3. Most of them don't move again until the combat is over
Them? How about the enemies move? If the DM just throws #CR enemies into the party and says, "here, slug it out" then yeah - there's no need to move. But what if the enemies are moving and repositioning, just like the PCs?
What if the HobGoblins are double-teaming the PCs, so that it's 2v1. Whenever a Hobgoblin gets wounded, his ally retreats in an attempt to draw out the Reaction from the PC, and then the wounded Hobgoblin retreats unharried. The first Hobgoblin uses his bow to attack from range, while the other Dashes further out of reach and starts shooting on subsequent turns. Now if the PCs give chase, they have to choose between the two goblins, and maybe there is another wave of enemies looking to join the force and repeat the tactic.

4. It's not worth Disengaging, or eating an OA
Umm... how much are your OAs dealing?

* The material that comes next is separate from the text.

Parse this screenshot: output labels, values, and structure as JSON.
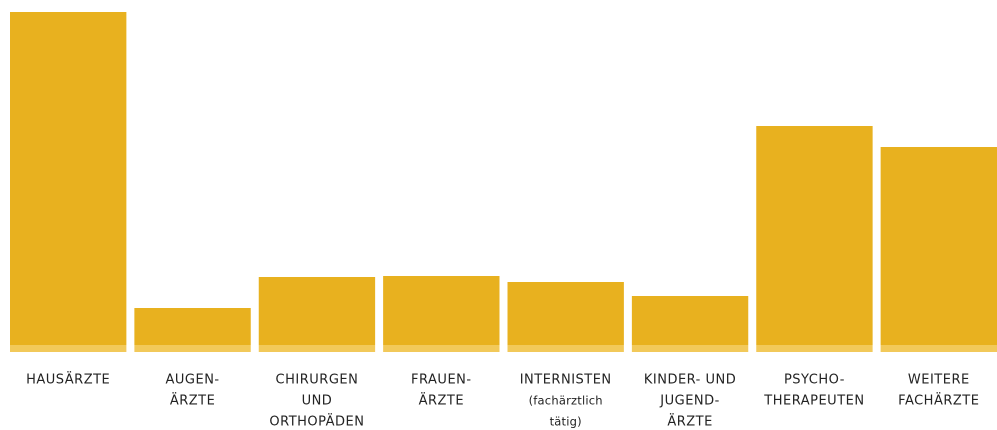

Most monsters have MultiAttack, rather than a single huge attack - or else their big attack is some kind of ability and can't be used for Opportunities. From the PC side - if you stand toe-to-toe with my character at Lvl6, you are eating 6d6+12 damage per turn, but my OA is only 2d6+4. That's if I haven't used my Reaction to do something else already. And that's also assuming I even hit.
Tactically, my parties rarely worry about OAs unless they're low on health, or there are a lot of them. Breaking from 1 Hobgoblin for d6+3 damage is safe. Breaking from 2-3 of them can be dangerous.
Conversely, it's totally worth Disengaging if you can't do any good at Range0, but don't have the health to swallow an OA. For instance, if you're the party Wizard. This is why sending in surprises from odd angles is important; most parties don't move as a phalanx, they move as a line. They expect the tanks to hold threats up front, while the artillery pounds from the back. Hit them from the back, and suddenly the artillery us useless (and in serious danger) and the tanks are out of position. There are plenty of ways to accomplish this - from "flanking parties" on open ground, to crossroads in dungeon halls, secret doorways and entrances, creatures that can climb walls or move through spaces/terrain, or creatures who hide and wait for the party to pass by.
--

Change up your encounters. It will work far better than trying to encourage people to move around "just because."